You can follow the progress on Soundcloud – https://soundcloud.com/nickknyc/sets/7pm That is where I will be posting each day when completed.

I will also be posting them to Instagram – https://www.instagram.com/nickknyc/

I will also try and add commentary to each day in posts here on the blog – the ones that are up there now don’t have any commentary yet – but they will. This will be a mix of observations from the world at large and my personal experiences on that day as well as the technical trials and tribulations.

If anyone is interested in the raw recordings, I will make them available under creative commons (as are the processed recordings). Contact me if you are interested.

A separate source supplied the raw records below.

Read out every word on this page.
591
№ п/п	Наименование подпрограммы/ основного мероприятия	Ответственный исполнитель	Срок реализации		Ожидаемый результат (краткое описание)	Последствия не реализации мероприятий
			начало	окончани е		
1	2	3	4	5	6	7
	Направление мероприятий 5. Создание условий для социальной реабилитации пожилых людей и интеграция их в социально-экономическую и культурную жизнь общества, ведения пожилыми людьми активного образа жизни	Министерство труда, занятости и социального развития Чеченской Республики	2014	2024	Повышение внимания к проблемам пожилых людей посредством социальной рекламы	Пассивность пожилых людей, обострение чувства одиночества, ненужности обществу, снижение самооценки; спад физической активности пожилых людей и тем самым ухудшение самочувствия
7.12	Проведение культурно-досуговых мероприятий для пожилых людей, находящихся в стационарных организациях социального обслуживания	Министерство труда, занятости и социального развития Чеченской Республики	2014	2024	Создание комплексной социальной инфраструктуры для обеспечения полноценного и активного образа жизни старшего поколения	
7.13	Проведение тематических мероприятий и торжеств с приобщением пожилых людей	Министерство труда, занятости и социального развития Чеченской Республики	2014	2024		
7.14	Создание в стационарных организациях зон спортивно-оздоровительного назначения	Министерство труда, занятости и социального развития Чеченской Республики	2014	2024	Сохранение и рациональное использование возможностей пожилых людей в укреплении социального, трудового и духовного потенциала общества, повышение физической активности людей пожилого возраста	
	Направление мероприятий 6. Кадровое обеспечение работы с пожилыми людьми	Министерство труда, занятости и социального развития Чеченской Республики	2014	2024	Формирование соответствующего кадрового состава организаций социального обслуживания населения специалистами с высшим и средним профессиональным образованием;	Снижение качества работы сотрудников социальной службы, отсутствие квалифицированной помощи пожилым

4 thoughts on “7pm The Clappy Hour Project

  1. Nick this is amazing.. the soundscapes are ghostly and yet grounded
    Such an important piece of history to preserve and you’re doing it in a way that brings us back but doesn’t ‘hurt’ – not an easy thing to do considering the death toll is over eleven times the deaths on 9/11 in NYC.. and 1.45 million people worldwide – as of today
    The soundscapes drift across states, countries, oceans..

  2. OK finally getting a chance to dive into these sounds, images and explanatory text.

    For those of us who do this shit, I’m always looking for the right:
    – presentation platform
    – effective distribution mechanism
    – and ways to get people to view it/listen

    That’s what the explanatory text is all about. No investor will just look at the product. They need a summary, diegested down into the pro-forma way they’re used to digesting. Its the same with culture and art.

    The mechanism and context we’re used to – greatly affects our feelings and determination o fthe creative expression.

    In the case of thise piece I felt as if I was exploring and diving deep into your creativity, by havng to figure out your context and presentation rendering.

    I think that’s a good thing.

    Transparent disclosure: I have invested this time and sincerelt tried to review and critique it – as I am hoping you will do the same for my own self-expression – which is my tool Instigate.ai.

    So many people just throw my exec summary and deck back in my face “This deck needs work” – without ever having seen our product/tool in action.

    These people cannot fathom how severly they are dissing me and showing disrespect to an amazing tool. I won’t hold it against them.

    I guess the question is: “would I ever want investors like that – at all?”